Two homeowners in an upscale North Dallas neighborhood say Oncor Electric Delivery cut off their electricity for no reason and without notice.
But Oncor, which operates the state's largest distribution and transmission system, said the incidents were a safety issue.
Marty Toole said he found his power off, his electric meter gone and his line cut when he came home from work on Monday.
"It's an outrageous story, in my opinion," he said. "It's wrong."
After a few phone calls, he learned that Oncor had done it.
"To have them cut your wires and not tell you -- that's not right," he said.
The same day, neighbor Melissa Lipshy came home to find an Oncor worker cutting her line, too.
"And he said, 'I'm sorry but my orders are to leave here with the meter and to cut your wires with no notice,'" she said. "I was dumbfounded."
Both said that their electricity seemed to be working fine and that they had paid their bills.
"I had no problem," Lipshy said. "The bills showed no problem. And we had no notice."
Oncor spokeswoman Ashley Burton said the company usually gives customers 10 days to fix any problems but that there was an immediate safety hazard in these cases.
"When there are issues with wires, it can become a safety hazard, so we needed to turn the power off until the repairs were made," she said.
Toole said he needed to hire a private electrician who charged him more than $4,300 to put in a new meter and make other repairs. His power was off for 30 hours.

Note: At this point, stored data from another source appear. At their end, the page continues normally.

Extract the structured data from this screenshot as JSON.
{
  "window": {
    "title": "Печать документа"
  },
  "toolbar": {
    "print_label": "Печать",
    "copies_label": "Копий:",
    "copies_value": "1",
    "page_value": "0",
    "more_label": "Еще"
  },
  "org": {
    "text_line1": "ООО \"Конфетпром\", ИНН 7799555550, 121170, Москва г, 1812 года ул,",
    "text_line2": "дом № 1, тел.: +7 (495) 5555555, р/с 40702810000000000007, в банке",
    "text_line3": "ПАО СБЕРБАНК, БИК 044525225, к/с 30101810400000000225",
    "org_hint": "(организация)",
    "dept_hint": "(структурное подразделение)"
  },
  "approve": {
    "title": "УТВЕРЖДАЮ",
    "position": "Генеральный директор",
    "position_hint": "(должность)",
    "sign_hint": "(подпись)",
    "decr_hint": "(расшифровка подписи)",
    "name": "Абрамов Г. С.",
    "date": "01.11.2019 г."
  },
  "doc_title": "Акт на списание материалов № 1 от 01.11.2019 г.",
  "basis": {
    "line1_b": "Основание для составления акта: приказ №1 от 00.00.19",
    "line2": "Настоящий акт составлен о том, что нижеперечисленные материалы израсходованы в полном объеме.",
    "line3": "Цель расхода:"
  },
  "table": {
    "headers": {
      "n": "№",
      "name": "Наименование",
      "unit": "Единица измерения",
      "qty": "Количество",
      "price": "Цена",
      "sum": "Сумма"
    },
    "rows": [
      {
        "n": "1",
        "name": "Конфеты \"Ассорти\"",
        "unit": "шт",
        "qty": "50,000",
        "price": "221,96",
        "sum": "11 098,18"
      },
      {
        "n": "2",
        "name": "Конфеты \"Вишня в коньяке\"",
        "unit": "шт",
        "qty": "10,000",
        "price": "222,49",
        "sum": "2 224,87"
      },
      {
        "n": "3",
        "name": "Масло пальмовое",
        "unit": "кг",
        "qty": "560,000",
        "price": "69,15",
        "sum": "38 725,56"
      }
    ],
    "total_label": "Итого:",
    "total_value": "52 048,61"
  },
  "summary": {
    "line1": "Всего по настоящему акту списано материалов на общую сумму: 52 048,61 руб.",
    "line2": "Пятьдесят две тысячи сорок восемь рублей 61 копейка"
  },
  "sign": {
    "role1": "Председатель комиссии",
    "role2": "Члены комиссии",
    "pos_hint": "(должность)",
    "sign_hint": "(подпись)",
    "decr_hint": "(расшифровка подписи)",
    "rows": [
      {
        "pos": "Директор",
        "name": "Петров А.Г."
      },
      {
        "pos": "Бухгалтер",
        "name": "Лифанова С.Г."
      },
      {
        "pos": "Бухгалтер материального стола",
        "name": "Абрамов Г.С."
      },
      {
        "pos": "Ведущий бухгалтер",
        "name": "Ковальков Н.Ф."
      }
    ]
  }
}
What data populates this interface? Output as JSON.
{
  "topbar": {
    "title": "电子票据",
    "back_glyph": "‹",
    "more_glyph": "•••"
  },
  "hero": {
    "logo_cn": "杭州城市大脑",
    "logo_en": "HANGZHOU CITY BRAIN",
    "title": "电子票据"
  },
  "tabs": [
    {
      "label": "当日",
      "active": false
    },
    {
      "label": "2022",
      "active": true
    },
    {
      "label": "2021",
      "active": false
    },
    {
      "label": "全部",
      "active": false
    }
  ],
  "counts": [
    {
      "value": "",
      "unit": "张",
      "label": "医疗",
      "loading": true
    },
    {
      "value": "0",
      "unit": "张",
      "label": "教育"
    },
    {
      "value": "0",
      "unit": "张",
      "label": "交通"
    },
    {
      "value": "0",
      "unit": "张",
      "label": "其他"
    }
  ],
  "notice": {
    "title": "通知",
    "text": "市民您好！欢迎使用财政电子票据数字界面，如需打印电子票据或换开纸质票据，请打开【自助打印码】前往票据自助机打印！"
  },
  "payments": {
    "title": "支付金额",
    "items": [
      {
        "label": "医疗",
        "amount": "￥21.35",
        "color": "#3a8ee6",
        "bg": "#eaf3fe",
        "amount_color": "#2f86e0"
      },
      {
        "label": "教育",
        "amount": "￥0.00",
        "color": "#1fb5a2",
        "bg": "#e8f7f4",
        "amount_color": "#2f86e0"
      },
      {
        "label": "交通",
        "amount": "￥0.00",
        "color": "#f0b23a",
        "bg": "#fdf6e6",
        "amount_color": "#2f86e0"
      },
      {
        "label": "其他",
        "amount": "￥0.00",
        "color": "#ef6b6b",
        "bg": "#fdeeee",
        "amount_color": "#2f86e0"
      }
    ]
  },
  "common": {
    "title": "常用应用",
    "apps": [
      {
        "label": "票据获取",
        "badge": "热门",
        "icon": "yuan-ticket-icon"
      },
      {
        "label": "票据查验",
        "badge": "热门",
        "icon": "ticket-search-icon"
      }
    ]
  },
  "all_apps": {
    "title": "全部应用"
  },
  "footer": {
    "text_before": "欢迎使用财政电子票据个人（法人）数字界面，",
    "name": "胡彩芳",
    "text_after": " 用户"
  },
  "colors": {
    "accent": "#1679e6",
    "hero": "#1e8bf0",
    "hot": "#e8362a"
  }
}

Lipshy had to pay $850. She was without electricity for about nine hours, she said.
Burton said the problem was in the base of the meter, where the lines connect from inside the house.
"The meter base is the responsibility of the customer," she said.
When asked why Toole wasn't notified that his power was cut off, Burton said the normal practice is for crews to leave homeowners a note.
It wasn't clear why Toole didn't get one.
Toole said he will pay his repair bill if he is responsible for it but isn't happy about the lack of notification from Oncor.
"It becomes a little homeowner against a utility, and you're never going to win with that," he said.